As Quatro Nobres Verdades

Não se pode negar que a vida (existência) esteja indissoluvelmente ligada ao sofrimento do corpo e da mente. Este sofrimento, como toda insatisfação, é causado pelo facto de os indivíduos estarem submissos aos seus desejos, à sua avidez de possuir e, sobretudo, ao seu egocentrismo.

O egocentrismo, a avidez e a cobiça, no entanto, podem ser compreendidos, sobrepujados e destruídos. Esta libertação pode ser alcançada seguindo um caminho racional de comportamento no plano do pensamento, da palavra e da acção.

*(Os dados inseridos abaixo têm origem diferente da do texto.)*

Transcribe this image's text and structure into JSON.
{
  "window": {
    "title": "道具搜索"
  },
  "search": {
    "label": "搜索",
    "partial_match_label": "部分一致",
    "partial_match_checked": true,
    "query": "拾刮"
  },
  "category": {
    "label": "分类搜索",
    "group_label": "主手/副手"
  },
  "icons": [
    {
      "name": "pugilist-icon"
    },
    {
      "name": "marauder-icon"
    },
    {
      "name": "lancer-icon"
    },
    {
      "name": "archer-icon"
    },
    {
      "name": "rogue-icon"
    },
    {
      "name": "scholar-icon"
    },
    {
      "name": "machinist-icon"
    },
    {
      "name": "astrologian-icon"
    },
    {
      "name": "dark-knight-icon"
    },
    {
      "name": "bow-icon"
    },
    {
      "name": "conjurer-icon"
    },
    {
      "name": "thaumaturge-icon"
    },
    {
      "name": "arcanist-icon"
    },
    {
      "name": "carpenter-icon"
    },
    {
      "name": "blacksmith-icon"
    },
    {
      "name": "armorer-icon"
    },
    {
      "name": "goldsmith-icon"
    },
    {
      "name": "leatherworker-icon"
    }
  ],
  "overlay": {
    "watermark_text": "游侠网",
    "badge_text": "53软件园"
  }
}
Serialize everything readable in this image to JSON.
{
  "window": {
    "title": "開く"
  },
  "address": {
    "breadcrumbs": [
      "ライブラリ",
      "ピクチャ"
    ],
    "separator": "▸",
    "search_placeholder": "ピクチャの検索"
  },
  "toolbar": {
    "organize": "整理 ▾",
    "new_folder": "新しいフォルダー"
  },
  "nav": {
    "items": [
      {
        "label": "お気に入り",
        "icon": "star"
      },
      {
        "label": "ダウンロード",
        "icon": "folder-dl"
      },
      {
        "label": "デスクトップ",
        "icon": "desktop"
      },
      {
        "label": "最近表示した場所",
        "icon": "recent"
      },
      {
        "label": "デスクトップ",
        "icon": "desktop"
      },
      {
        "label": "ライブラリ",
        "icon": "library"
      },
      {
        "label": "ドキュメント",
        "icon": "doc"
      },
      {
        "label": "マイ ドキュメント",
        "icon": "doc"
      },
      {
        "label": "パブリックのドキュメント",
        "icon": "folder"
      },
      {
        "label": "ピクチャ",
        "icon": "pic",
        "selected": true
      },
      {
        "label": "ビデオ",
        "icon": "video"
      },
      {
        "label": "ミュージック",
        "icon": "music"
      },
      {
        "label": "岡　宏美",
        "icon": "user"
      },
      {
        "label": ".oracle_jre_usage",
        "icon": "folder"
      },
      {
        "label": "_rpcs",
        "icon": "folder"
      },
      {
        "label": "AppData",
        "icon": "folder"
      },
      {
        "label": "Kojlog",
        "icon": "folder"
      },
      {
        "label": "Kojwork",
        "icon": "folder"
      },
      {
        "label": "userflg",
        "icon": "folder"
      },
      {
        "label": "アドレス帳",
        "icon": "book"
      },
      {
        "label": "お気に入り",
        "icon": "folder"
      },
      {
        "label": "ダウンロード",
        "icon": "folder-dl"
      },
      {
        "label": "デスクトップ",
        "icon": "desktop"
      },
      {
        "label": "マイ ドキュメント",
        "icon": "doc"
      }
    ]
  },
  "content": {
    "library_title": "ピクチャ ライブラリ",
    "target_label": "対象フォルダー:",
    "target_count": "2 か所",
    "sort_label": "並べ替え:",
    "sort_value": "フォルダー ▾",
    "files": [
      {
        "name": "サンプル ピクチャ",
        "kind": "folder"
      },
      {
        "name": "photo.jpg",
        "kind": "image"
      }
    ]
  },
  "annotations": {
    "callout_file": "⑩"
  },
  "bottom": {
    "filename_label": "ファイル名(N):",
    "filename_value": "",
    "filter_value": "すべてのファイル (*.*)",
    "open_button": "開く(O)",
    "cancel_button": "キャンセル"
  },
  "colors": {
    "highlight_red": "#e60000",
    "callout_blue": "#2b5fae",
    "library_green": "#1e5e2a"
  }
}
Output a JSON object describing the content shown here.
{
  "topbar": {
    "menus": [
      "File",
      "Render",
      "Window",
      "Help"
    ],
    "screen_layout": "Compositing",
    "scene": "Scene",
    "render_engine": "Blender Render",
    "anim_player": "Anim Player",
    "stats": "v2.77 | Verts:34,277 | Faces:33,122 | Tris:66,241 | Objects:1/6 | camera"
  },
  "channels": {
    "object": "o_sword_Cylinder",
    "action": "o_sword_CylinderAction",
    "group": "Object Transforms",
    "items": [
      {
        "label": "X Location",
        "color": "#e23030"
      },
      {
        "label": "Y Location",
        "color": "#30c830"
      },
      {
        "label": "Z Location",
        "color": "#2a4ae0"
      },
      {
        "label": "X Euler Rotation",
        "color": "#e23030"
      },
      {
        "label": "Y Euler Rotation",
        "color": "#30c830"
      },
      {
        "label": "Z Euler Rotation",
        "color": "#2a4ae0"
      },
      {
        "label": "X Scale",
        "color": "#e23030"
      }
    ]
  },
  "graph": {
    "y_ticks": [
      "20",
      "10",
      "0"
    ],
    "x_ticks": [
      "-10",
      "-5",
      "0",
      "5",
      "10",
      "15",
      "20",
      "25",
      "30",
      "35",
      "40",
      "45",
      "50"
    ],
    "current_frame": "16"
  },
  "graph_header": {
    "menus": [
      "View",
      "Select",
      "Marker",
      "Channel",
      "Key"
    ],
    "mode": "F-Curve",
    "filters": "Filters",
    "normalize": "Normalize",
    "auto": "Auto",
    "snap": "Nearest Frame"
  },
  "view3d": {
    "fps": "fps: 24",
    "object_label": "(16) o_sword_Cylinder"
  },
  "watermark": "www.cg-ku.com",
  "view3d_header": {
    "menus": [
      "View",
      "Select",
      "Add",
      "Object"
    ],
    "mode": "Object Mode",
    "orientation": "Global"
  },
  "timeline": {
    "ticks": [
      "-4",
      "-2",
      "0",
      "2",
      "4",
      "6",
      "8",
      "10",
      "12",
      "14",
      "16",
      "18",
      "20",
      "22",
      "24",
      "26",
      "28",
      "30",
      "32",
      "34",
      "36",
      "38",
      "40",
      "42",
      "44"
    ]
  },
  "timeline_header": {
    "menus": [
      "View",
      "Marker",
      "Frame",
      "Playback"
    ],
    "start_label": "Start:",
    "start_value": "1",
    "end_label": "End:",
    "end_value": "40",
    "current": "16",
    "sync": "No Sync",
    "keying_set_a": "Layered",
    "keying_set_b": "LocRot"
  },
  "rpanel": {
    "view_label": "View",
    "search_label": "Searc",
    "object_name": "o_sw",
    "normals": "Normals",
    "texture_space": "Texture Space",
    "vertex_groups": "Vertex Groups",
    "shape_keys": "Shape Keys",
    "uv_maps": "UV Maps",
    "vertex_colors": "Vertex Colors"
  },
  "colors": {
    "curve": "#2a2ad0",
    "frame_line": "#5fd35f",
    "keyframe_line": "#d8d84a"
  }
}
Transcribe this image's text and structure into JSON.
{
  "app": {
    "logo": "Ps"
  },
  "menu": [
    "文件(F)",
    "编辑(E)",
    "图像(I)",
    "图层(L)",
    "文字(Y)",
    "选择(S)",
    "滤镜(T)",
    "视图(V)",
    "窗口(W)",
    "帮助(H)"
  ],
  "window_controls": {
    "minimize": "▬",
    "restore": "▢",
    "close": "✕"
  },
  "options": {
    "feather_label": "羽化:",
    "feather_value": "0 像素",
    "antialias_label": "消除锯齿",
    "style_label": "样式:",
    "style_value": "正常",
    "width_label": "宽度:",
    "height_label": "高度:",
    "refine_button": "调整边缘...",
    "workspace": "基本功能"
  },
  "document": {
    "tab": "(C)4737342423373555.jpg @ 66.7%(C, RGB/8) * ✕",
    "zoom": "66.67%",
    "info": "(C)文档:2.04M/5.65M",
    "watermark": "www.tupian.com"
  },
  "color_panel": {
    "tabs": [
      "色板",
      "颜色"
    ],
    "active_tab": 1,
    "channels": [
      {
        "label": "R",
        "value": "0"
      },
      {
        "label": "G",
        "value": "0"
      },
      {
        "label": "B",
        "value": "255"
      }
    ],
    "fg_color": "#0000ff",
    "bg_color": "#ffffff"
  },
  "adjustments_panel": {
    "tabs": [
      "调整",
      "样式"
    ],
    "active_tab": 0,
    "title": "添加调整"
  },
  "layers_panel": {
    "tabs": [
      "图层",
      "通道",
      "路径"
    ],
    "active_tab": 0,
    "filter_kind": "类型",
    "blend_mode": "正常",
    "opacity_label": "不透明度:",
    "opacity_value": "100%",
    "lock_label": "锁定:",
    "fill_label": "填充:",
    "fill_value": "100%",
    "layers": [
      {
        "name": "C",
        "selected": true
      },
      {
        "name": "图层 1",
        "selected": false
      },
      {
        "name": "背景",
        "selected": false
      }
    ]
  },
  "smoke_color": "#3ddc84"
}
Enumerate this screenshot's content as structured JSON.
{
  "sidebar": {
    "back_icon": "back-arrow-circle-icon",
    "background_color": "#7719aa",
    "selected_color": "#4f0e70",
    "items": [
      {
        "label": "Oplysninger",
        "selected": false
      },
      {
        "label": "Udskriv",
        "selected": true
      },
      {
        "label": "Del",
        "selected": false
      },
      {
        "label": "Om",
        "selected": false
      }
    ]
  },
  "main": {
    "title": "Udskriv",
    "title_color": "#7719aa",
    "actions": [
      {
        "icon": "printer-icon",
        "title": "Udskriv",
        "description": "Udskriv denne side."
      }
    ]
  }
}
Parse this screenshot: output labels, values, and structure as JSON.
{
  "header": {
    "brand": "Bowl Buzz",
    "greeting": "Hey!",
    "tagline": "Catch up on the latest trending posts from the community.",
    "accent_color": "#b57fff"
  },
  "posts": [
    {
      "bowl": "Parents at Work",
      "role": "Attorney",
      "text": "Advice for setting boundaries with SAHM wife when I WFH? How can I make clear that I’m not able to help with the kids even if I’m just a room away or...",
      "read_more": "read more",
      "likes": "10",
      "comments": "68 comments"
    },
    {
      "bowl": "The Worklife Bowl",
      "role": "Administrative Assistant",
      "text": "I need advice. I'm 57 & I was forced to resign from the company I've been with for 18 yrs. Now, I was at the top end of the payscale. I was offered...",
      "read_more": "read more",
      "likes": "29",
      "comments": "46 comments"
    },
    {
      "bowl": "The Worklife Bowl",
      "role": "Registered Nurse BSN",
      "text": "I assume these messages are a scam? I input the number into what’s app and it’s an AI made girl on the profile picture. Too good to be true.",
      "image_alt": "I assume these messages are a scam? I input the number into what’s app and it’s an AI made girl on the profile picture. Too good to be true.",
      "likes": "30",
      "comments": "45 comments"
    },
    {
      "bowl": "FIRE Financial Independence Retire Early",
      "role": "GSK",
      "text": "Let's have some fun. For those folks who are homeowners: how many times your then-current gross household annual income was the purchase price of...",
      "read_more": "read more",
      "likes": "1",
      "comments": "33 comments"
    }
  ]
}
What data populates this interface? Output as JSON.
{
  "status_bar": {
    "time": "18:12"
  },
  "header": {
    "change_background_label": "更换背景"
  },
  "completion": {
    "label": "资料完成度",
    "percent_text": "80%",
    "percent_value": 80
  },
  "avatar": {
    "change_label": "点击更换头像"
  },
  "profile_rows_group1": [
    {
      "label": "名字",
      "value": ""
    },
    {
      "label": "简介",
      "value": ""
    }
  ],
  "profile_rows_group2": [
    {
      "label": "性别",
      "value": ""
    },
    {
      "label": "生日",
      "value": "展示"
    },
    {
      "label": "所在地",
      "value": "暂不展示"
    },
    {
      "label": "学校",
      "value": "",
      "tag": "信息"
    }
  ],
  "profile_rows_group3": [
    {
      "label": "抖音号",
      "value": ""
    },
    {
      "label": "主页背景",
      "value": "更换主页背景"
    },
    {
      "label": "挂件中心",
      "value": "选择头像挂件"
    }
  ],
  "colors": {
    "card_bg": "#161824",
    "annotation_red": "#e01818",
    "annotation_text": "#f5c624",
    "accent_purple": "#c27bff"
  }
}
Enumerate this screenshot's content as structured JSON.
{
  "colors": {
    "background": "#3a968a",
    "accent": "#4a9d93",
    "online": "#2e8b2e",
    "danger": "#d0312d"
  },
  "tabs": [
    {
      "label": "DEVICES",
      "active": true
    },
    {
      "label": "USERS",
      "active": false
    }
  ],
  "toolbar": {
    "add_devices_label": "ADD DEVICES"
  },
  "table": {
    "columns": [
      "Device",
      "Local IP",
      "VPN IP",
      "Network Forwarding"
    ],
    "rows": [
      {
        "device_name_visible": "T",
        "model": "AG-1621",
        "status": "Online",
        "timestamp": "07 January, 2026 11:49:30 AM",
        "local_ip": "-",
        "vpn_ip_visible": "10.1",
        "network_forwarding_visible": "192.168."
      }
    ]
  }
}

A essência do Budismo está sintetizada nas Quatro Nobres Verdades — Cattari Aryasaccani — que se acham vinculadas ao ser ou indivíduo, e foram anunciadas por Gautama Buda no seu primeiro sermão diante dos cinco ascetas, seus antigos companheiros em Isipatana.

Essas Quatro Nobres Verdades desvendadas por Gautama Buda, através do seu próprio conhecimento intuitivo, não mudam e não podem mudar com o passar do tempo. Elas jamais foram ouvidas antes, e pela primeira vez o Mestre as revelou ao mundo iludido.

Estudando estas Quatro Nobres Verdades, segundo os textos originais, conheceremos os ensinamentos básicos e essenciais do budismo.

Agindo como um médico, Gautama Buda faz o diagnóstico da doença, descobre a sua etiologia ou origem e estabelece a terapêutica para a remoção da causa da doença. O facto de o doente seguir, ou não, a terapêutica, já não depende do médico. Assim, Gautama Buda descobre a libertação e aponta o Caminho à Humanidade.

AS QUATRO NOBRES VERDADES

1- A Verdade da Existência do Sofrimento – Todos os seres estão sujeitos ao sofrimento.
2- A Verdade da Causa (ou da Origem) do Sofrimento – A causa do sofrimento é o desejo e o apego (sede).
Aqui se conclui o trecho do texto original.